Indígenas bloqueiam BR-101 em protesto contra prisão de cacique no extremo sul da Bahia


Indígenas bloqueiam BR-101, em Itamaraju, para reivindicar soltura de cacique preso em ação da Força Nacional de Segurança Pública — Foto: Arquivo pessoal

Manifestação já dura mais de 15 horas e causa transtornos em Itamaraju; grupo exige a soltura do cacique Suruí Pataxó, preso por porte ilegal de armas

Cerca de 30 indígenas bloquearam, nesta segunda-feira (7), a BR-101, nas proximidades do trevo de Itamaraju, no extremo sul da Bahia, próximo à entrada do Parque Nacional Monte Pascoal. O protesto, que começou por volta das 8h30 da manhã, seguia sem liberação até as 22h e já provocava longas filas de veículos e prejuízos logísticos.

A principal reivindicação do grupo é a libertação do cacique Welington Ribeiro de Oliveira, conhecido como Suruí Pataxó, preso na última quarta-feira (2) por agentes da Polícia Federal e da Força Nacional de Segurança. Ele foi detido junto com outras duas pessoas no território indígena de Barra Velha, em Porto Seguro, por suspeita de portar armas e munições de uso restrito.

Segundo informações da Polícia Rodoviária Federal (PRF), os manifestantes também exigem a remarcação de terras indígenas na região.

Organizações que representam os povos indígenas, como a Apoinme (Articulação dos Povos e Organizações Indígenas do Nordeste, Minas Gerais e Espírito Santo), alegam que a prisão foi política e perseguem o cacique por sua atuação em defesa dos direitos dos povos originários. Em nota, o grupo afirmou que Suruí sofre ameaças de morte há anos e que ele e os outros detidos teriam sido torturados durante o trajeto até a delegacia.

O Ministério da Justiça e Segurança Pública confirmou a ação e afirmou que a atuação da Força Nacional na área segue protocolos para preservar a vida e respeitar os direitos dos povos indígenas.

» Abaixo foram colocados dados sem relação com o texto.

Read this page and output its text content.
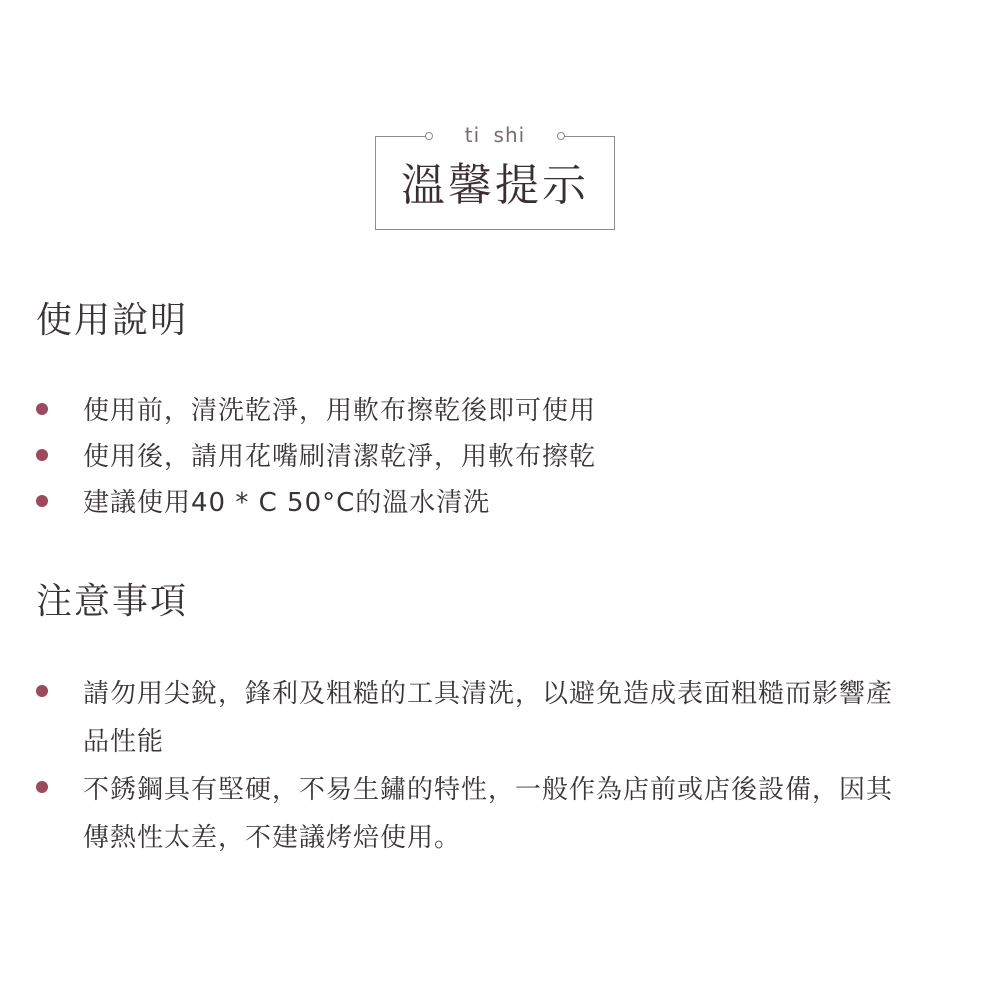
ti shi
溫馨提示
使用說明
使用前，清洗乾淨，用軟布擦乾後即可使用
使用後，請用花嘴刷清潔乾淨，用軟布擦乾
建議使用40 * C 50°C的溫水清洗
注意事項
請勿用尖銳，鋒利及粗糙的工具清洗，以避免造成表面粗糙而影響產品性能
不銹鋼具有堅硬，不易生鏽的特性，一般作為店前或店後設備，因其傳熱性太差，不建議烤焙使用。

Os agentes, segundo a pasta, são treinados para lidar com situações de alta complexidade e buscam resolver conflitos de forma pacífica.

Empresária é retirada de caminhão e tem veículo incendiado durante protesto

Durante o bloqueio, uma empresária de 40 anos, natural do Espírito Santo, teve seu caminhão incendiado ao tentar ultrapassar a barreira formada pelos manifestantes. Segundo relato da vítima à polícia, ela voltava de uma entrega em Eunápolis e acreditou que o bloqueio havia sido desfeito ao ver outro veículo seguir viagem. Ao avançar, foi cercada por manifestantes armados com pedaços de madeira, lanças e outros objetos.

De acordo com a empresária, ela foi retirada do caminhão à força, agredida fisicamente e psicologicamente, teve o rosto pintado com urucum e os cabelos puxados. Também foi obrigada a gravar um vídeo afirmando que não havia sido agredida antes de ser liberada. Dois celulares foram levados, e o caminhão foi incendiado em seguida. A PRF esteve no local, mas não informou se houve detidos.

Tensão agrária e impasse com o Estado

A prisão do cacique e os protestos ocorrem em meio a um cenário de tensão fundiária na região sul da Bahia. A Força Nacional está em Porto Seguro desde abril, a pedido do Ministério da Justiça, após episódios de confronto entre indígenas e fazendeiros.

A Articulação dos Povos Indígenas e o Conselho de Caciques de Barra Velha denunciam o que consideram criminalização das lideranças indígenas e alertam para violações de direitos humanos. Já setores da sociedade civil cobram do Estado medidas mais efetivas para garantir o direito de ir e vir da população afetada pelo bloqueio.

Enquanto o protesto se prolonga, o impasse se agrava e reacende o debate sobre os limites do direito à manifestação quando confrontado com os direitos coletivos de mobilidade e segurança.